Die Kandidaten der Berliner Philharmoniker (2): Der sympathische Musikant
Am 11. Mai wählen die Berliner Philharmoniker ihren neuen Chefdirigenten. Bis dahin stellen wir täglich einen der Kandidaten für den begehrtesten Posten der Klassikwelt vor. Heute: Andris Nelsons.
Trotz seines – für Maestri – jugendlichen Alters von 36 Jahren ist Andris Nelsons kein Shootingstar. Er hat eben nur sehr früh angefangen.
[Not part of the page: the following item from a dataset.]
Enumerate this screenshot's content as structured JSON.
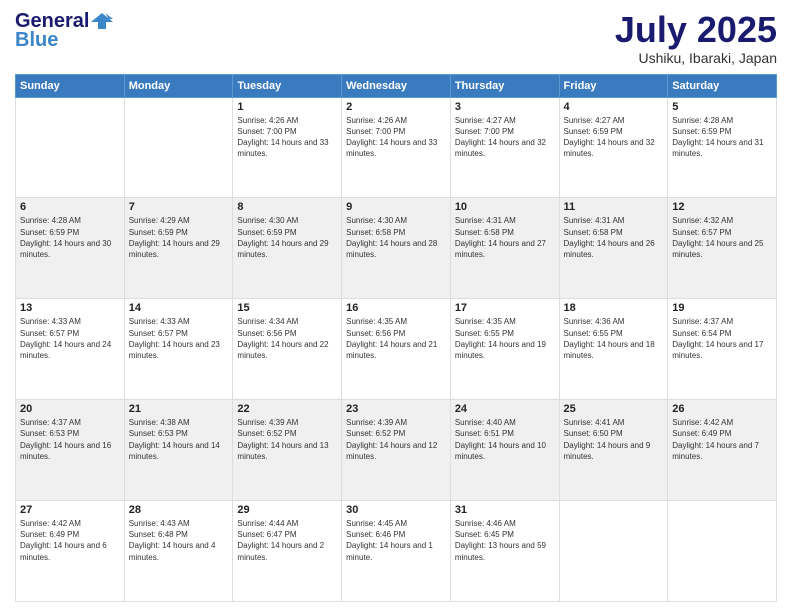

Mit 24 wurde er Opernchef in seiner Heimatstadt Riga, an jenem Haus, in dem er als Sohn einer Musikerfamilie quasi seine Kindheit verbracht hatte. Musikantisch im positivsten Wortsinn ist der sympathische Lette, beim Dirigieren scheinen die Töne wirklich durch seinen ganzen Körper hindurchzugehen, bevor sie sich in einer sehr lebendigen Gestik manifestieren.
Im Musiktheater hat er sich gleich die ganz großen Sachen zugetraut. Was das sinfonische Repertoire betrifft, war er vorsichtiger: Er wählte eine kluge Doppelstrategie, indem er sich von einem Provinzorchester engagieren ließ, von der Nordwestdeutschen Philharmonie im ostwestfälischen Herford nämlich, wo er so manches Stück zunächst jenseits des Rampenlichts ausprobieren konnte, bevor er es bei seinen Debüts in den Musikmetropolen aufführte.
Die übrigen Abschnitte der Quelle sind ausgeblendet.